During the Interview:
Introduce yourself and warm them up
- Warm them up by asking a couple of softball questions so they feel comfortable.
- Please review (and avoid) the illegal questions.
- Consider what the candidate needs
- Bathroom break, food, water, etc.
- Track the time
- Interviewers are responsible for keeping track of the time and ending on time.
- Plan on five minutes at the beginning for a warm-up/rapport building and 5-10 minutes at the end for the candidate to ask questions.
- Bonus: Slack/message the next interviewer when you’re wrapping up!
After the Interview:
- Take a few minutes after the interview to write good quality feedback.Good quality feedback is:
- Timely
- Thoroughly written
- Uses concrete examples
- Connected to your focus area
- Stands on its own in a debrief
- Be open-minded but decide for yourself. Be fearless and trust yourself.
- Give your interview a score on the 1-4 scale.
- Scoring guide:
- 4: Great - Must hire; I would advocate to work with them
- 3: Good - They can do the job and I would like working with them
- 2: Weak - I’d need to be convinced they can do the job; as it stands I don’t believe they can. We should not move forward
- 1: Very Weak - They cannot do the job and would set us back
- 0: Did not interview
- Red Flag; an observed behavior that is counter to a core value and/or lacking a skill that is a basic qualification for the role
- Questions: unclear on whether an observed skill is a must or nice to have or got mixed signal on an area outside of interview role
- Note: the ability to interview well may not mean the person can do the job. The opposite is also true. This is a question, not a red flag, and should not significantly impact your score.
Debriefs
Use debriefs to share feedback, uncover any issues in the interview process, and ultimately make a decision on the candidate. If the decision is to move forward, then it’s also good to use the time discussing how to further sell the candidate on your company. Refrain from talking about feedback with coworkers before the debrief.
Best practices for debriefs:
- Attend (and RSVP to the calendar invite)
- Bring notes
- Use evidence to support your points
- Share the time - everyone should speak
- Best practice is to keep your feedback to ~90 seconds
- Avoid conforming to others' opinions.

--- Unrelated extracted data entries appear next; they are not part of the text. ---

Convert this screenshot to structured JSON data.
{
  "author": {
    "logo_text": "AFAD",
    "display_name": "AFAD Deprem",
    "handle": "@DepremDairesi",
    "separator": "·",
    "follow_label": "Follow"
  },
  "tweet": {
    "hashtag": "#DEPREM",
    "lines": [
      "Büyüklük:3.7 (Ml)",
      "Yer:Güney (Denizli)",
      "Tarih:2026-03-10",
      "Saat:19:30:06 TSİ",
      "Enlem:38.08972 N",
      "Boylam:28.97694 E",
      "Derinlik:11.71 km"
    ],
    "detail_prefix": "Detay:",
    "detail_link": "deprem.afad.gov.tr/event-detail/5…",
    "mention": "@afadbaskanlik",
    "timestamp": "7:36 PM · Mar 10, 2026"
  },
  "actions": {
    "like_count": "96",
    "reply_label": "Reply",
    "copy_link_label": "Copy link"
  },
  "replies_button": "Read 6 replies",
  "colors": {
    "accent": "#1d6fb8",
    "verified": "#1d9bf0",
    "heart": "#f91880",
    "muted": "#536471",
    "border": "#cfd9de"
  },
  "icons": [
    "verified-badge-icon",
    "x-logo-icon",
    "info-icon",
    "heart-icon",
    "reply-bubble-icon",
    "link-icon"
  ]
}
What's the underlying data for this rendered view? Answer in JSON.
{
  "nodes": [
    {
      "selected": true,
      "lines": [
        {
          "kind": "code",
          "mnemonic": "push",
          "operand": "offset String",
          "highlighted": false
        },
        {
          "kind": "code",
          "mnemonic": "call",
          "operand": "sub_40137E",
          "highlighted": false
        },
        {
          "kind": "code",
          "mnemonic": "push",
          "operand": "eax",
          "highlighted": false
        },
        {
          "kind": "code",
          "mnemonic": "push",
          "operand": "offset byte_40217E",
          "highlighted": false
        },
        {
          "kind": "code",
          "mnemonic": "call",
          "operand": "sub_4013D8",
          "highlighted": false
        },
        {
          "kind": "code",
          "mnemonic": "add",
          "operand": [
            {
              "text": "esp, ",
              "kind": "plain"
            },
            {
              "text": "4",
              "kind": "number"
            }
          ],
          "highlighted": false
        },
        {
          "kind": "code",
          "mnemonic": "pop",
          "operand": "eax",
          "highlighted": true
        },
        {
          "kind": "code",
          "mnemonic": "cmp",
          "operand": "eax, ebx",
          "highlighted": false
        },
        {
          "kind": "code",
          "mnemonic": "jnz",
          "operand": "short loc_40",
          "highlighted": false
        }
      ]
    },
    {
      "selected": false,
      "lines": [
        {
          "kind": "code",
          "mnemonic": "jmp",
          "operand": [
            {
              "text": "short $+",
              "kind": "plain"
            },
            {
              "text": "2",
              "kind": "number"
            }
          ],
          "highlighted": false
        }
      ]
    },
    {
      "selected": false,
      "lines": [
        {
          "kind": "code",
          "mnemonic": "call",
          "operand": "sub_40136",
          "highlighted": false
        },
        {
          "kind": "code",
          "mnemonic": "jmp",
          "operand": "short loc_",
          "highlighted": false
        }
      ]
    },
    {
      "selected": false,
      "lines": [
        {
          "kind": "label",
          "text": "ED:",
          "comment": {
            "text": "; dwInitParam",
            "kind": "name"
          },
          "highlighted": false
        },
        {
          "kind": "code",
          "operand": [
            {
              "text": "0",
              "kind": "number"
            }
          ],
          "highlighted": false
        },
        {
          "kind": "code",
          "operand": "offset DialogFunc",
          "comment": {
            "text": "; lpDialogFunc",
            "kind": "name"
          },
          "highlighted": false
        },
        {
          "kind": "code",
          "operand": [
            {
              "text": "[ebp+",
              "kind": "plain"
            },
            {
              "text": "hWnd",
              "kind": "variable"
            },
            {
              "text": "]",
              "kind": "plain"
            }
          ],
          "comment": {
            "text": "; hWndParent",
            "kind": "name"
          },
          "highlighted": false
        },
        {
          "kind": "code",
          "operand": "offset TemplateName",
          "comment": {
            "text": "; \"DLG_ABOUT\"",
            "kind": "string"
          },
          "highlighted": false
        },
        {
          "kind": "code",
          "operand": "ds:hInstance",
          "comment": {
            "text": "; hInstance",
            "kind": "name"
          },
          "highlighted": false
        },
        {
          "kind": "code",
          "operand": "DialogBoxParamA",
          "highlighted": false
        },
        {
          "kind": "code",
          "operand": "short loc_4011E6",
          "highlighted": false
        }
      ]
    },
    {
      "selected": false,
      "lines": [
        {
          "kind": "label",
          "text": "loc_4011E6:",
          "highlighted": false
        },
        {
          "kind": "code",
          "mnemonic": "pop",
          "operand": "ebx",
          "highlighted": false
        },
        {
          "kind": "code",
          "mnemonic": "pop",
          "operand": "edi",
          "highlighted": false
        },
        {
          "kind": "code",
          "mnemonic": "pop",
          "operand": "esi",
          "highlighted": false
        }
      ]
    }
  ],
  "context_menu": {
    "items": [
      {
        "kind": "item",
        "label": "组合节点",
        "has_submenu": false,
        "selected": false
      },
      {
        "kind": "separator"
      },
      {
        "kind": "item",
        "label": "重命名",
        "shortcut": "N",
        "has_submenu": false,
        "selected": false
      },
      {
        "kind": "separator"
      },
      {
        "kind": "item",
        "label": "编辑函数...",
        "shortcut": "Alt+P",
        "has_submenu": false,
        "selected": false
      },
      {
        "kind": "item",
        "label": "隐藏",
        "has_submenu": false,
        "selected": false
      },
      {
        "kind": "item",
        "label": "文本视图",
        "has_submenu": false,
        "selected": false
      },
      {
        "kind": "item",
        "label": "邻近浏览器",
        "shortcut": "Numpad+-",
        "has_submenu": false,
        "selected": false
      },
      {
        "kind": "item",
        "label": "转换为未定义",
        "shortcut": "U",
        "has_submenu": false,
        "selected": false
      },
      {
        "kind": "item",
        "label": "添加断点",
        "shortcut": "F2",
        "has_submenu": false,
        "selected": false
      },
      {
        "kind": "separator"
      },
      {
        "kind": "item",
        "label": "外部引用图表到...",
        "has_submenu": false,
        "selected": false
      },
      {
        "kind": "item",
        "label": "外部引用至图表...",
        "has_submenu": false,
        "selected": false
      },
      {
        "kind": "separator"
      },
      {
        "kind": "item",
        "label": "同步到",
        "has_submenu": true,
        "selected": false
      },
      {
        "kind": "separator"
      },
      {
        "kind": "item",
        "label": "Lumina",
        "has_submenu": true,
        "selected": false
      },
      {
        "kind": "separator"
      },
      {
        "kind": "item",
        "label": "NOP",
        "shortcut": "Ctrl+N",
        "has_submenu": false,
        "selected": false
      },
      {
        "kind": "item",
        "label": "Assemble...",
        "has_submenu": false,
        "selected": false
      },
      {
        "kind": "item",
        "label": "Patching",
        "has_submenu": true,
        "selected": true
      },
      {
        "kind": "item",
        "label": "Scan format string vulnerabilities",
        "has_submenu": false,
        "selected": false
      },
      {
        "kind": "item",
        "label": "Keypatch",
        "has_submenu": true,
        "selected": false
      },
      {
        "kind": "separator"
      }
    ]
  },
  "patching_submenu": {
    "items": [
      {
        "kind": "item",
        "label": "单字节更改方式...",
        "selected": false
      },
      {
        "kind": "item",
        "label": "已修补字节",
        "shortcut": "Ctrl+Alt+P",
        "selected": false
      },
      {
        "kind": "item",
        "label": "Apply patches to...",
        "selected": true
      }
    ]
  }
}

You’re assessing the area of focus for YOUR interview.
- Come with an opinion about your focus area
- Polarizing feedback is better than a soft/neutral yes (try to give 4’s or 1’s when possible)
- If you’re senior/influential, be mindful of sharing last as to not influence others
Strong Yes Hiring/ Candidate Champions
In addition to the hiring criteria, it is important that every person hired should have at least one Strong Yes Champion (ideally more than one).
A Strong Yes Champion is an interviewer who believes so strongly in a candidate that they’re willing to say that they are a “must hire.” This is someone who will fight aggressively against passing on the individual and believes that it is a “huge mistake not to hire this person.”
The champion must see something extraordinary in the candidate. A special “sparkle”. This means there’s something that makes them believe this person will not only be a strong contributor, but level up the team around them and bring 10X ideas to the fold.
Note that this doesn’t mean:
- They’re “perfect” – it could be someone who has mixed scores, but for some reason the interviewer sees something special.
- They’re charismatic – this is a common pitfall. Someone purely being very social doesn’t mean that they’re a Strong Yes Champion hire.
- They fit in – this is another common pitfall. Someone who fits in with your team or culture isn’t adding anything. In fact, creating a mono culture is generally a bad thing.
This is important because it adds weight to the hiring decision for your team, and forces you to commit 100% to every person you extend an offer to.
If there are no Strong Yes Champions in the interview panel - even if everyone is a yes vote - then you should pass.